Dott. Massimiliano Zaramella

Recentemente, su numerose testate giornalistiche, in web e sul sito ufficiale della Regione Veneto, è comparso il comunicato stampa, con stralci del dossier e di interviste, del sunto per l’anno 2024 della sanità veneta.


Da medico che da 30 anni lavora in Veneto e quindi vive quotidianamente la nostra sanità regionale, ma anche da paziente e da familiare di pazienti, ho letto, ascoltato e studiato per bene tutto.

Nel ripercorrere la narrazione del Presidente della Regione Veneto ero in un disagio ovattato, leggevo di quella che è la mia vita quotidiana con la sensazione di sentirmela raccontare da un eco lontano, in una lingua tanto fredda da sembrare robotica (magari era l’Intelligenza Artificiale), frullata prima in una centrifuga e poi passata in un setaccio dal quale potessero uscire solo le pagliuzze d’oro.
A parlare sembrava l’amministratore delegato di un’importantissima azienda produttrice di auto che sciorinava numeri, percentuali e grafici di un incrementata produttività: abbiamo prodotto e venduto un sacco di macchine, nonostante la congiuntura economica e storica sfavorevole del mercato, il nostro è un brand che funziona!
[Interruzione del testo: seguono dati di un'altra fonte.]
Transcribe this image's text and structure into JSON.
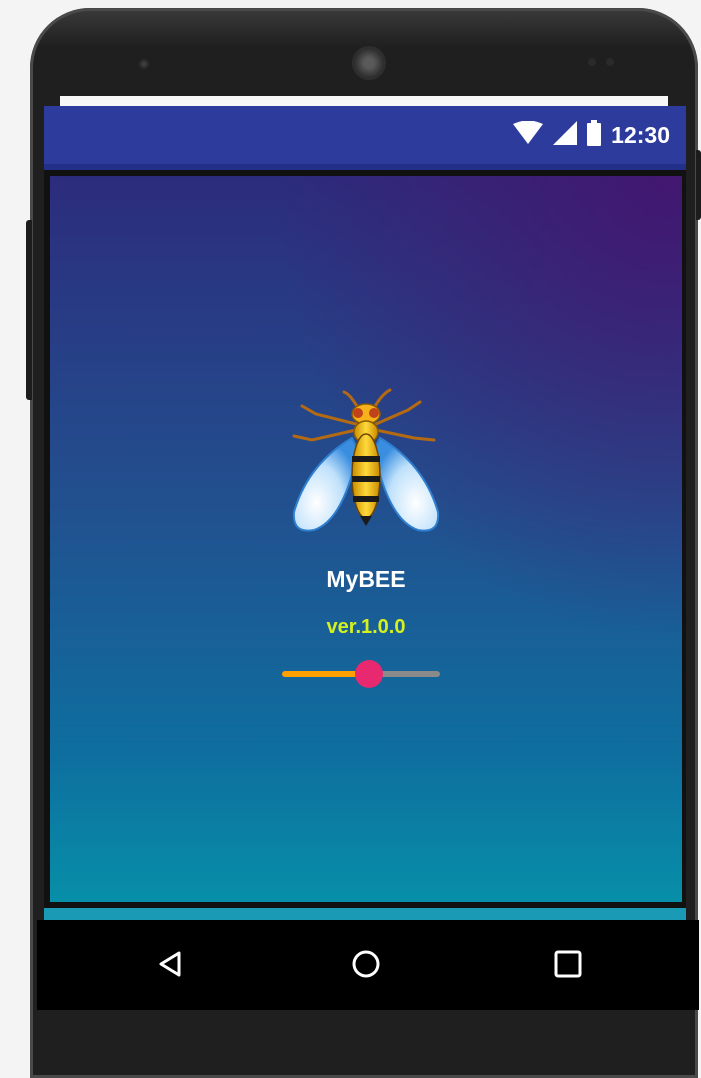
{
  "status_bar": {
    "time": "12:30",
    "icons": [
      "wifi-icon",
      "signal-icon",
      "battery-icon"
    ]
  },
  "app": {
    "name": "MyBEE",
    "version": "ver.1.0.0",
    "icon": "bee-icon"
  },
  "progress": {
    "value": 0.55
  },
  "nav_bar": {
    "icons": [
      "back-icon",
      "home-icon",
      "recents-icon"
    ]
  },
  "colors": {
    "status_bar": "#2d3b9c",
    "app_name": "#ffffff",
    "version": "#d4f01e",
    "slider_active": "#ffa000",
    "slider_inactive": "#8a8a8a",
    "slider_thumb": "#e8286f"
  }
}
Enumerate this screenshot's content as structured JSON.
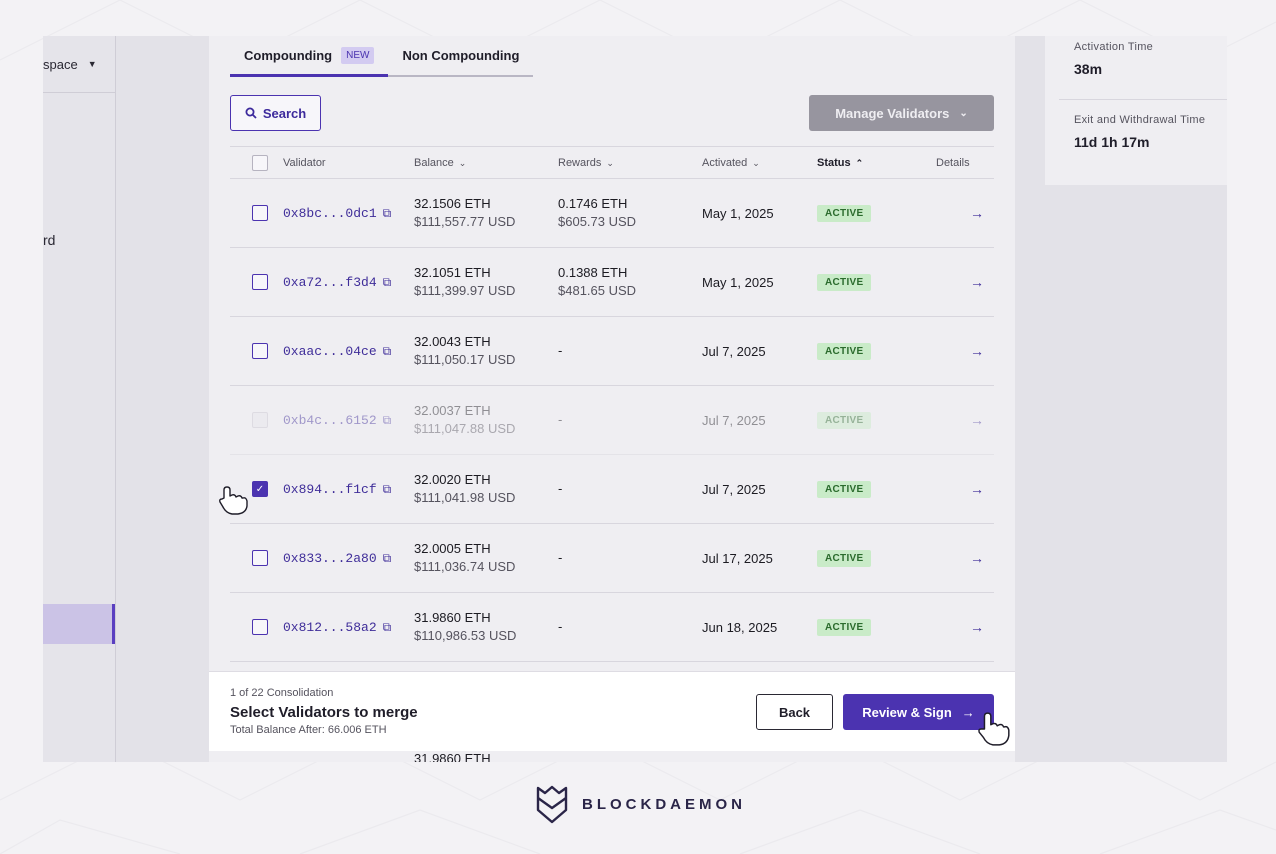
{
  "sidebar": {
    "workspace_label": "space",
    "partial_item": "rd"
  },
  "tabs": [
    {
      "label": "Compounding",
      "badge": "NEW"
    },
    {
      "label": "Non Compounding"
    }
  ],
  "toolbar": {
    "search_label": "Search",
    "manage_label": "Manage Validators"
  },
  "table": {
    "headers": {
      "validator": "Validator",
      "balance": "Balance",
      "rewards": "Rewards",
      "activated": "Activated",
      "status": "Status",
      "details": "Details"
    },
    "rows": [
      {
        "address": "0x8bc...0dc1",
        "balance_eth": "32.1506 ETH",
        "balance_usd": "$111,557.77 USD",
        "rewards_eth": "0.1746 ETH",
        "rewards_usd": "$605.73 USD",
        "activated": "May 1, 2025",
        "status": "ACTIVE"
      },
      {
        "address": "0xa72...f3d4",
        "balance_eth": "32.1051 ETH",
        "balance_usd": "$111,399.97 USD",
        "rewards_eth": "0.1388 ETH",
        "rewards_usd": "$481.65 USD",
        "activated": "May 1, 2025",
        "status": "ACTIVE"
      },
      {
        "address": "0xaac...04ce",
        "balance_eth": "32.0043 ETH",
        "balance_usd": "$111,050.17 USD",
        "rewards_eth": "-",
        "rewards_usd": "",
        "activated": "Jul 7, 2025",
        "status": "ACTIVE"
      },
      {
        "address": "0xb4c...6152",
        "balance_eth": "32.0037 ETH",
        "balance_usd": "$111,047.88 USD",
        "rewards_eth": "-",
        "rewards_usd": "",
        "activated": "Jul 7, 2025",
        "status": "ACTIVE"
      },
      {
        "address": "0x894...f1cf",
        "balance_eth": "32.0020 ETH",
        "balance_usd": "$111,041.98 USD",
        "rewards_eth": "-",
        "rewards_usd": "",
        "activated": "Jul 7, 2025",
        "status": "ACTIVE"
      },
      {
        "address": "0x833...2a80",
        "balance_eth": "32.0005 ETH",
        "balance_usd": "$111,036.74 USD",
        "rewards_eth": "-",
        "rewards_usd": "",
        "activated": "Jul 17, 2025",
        "status": "ACTIVE"
      },
      {
        "address": "0x812...58a2",
        "balance_eth": "31.9860 ETH",
        "balance_usd": "$110,986.53 USD",
        "rewards_eth": "-",
        "rewards_usd": "",
        "activated": "Jun 18, 2025",
        "status": "ACTIVE"
      }
    ],
    "peek_row": {
      "balance_eth": "31.9860 ETH"
    }
  },
  "footer": {
    "progress": "1 of 22 Consolidation",
    "title": "Select Validators to merge",
    "total": "Total Balance After: 66.006 ETH",
    "back_label": "Back",
    "review_label": "Review & Sign"
  },
  "right_panel": {
    "activation_label": "Activation Time",
    "activation_value": "38m",
    "exit_label": "Exit and Withdrawal Time",
    "exit_value": "11d 1h 17m"
  },
  "brand": {
    "name": "BLOCKDAEMON"
  },
  "colors": {
    "accent": "#4b33b0",
    "active_badge": "#c9ebc8",
    "background": "#f3f2f5"
  }
}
L’anno dei record”, “prestazioni aumentate in numeri assoluti e percentuali”, “metodo controllo gestione”, “mole di prestazioni che continua a crescere”, “il sistema ha continuato ad aumentare le sue performances”, “+13% delle richieste di prestazioni”, “+7% per gli interventi chirurgici”, “+22% degli interventi del SUEM 118”.

Non una parola sui malati, sui familiari, sui caregivers, sul personale sanitario.
Anzi no, in realtà un passaggio sul personale sanitario è stato fatto, ringraziandolo in quanto “ha consentito di produrre di più a risorse invariate”.

In una conferenza sulla sanità avrei voluto si parlasse anche di prolungamento (o no) della vita media e della sua qualità per i veneti, del miglioramento della salute e del benessere, dell’aumentata sopravvivenza dei nostri cittadini rispetto alle patologie più diffuse, dei dati sulla prevenzione, della percezione della presa in cura che hanno i nostri pazienti, degli aiuti ai familiari dei pazienti, della soddisfazione del personale sanitario, della valorizzazione e della tutela del personale sanitario anche dalle aggressioni, dell’attenzione e dei progetti per la terza età, delle rette e della qualità delle case di riposo, della riforma delle IPAB, del disagio giovanile, dell’aumento delle patologie psichiatriche, dell’impegno verso l’inquinamento ambientale come fattore di rischio per la salute, ma, ahimè, a nulla di tutto questo è stato accennato.

L’unica vera cifra che merita in realtà di essere sottolineata con grandissima attenzione è quel 70% di accessi impropri (pazienti che dovrebbero trovare risposta altrove) al Pronto Soccorso, perché mancano le strutture intermedie o alternative al Pronto Soccorso e manca la loro organizzazione.
Vuol dire che su 100 pazienti che arrivano in PS, 70 non dovrebbero essere lì e questo vuol anche dire che, se in PS potessero andare solo coloro che ne hanno veramente bisogno, il personale attuale dei PS sarebbe numericamente e qualitativamente sufficiente, senza continuare a raccontarci che mancano medici di urgenza.

A tal riguardo l’Assessore alla Sanità ha riversato grande fiducia nelle 99 Case di Comunità che sono in corso di realizzazione con i fondi PNRR, senza specificare però i tempi con cui saranno completate e soprattutto quale personale sanitario andrà a farle funzionare, e di tempo proprio non ne abbiamo più e di personale sanitario, se non rendiamo più attrattiva le professioni sanitarie, ancora di meno.

Sono due visioni del mondo opposte, forse entrambe legittime, ma, come ho già avuto occasione di dire e qui lo ripeto, la sanità dei numeri non è la mia sanità, la mia sanità è quella delle persone, più difficile da misurare numericamente ma la più vicina alla gente e che sa curare anche quando non può guarire, di questo secondo me dovrebbe parlare un Presidente della Regione quando fa un consuntivo di un anno di sanità: di persone.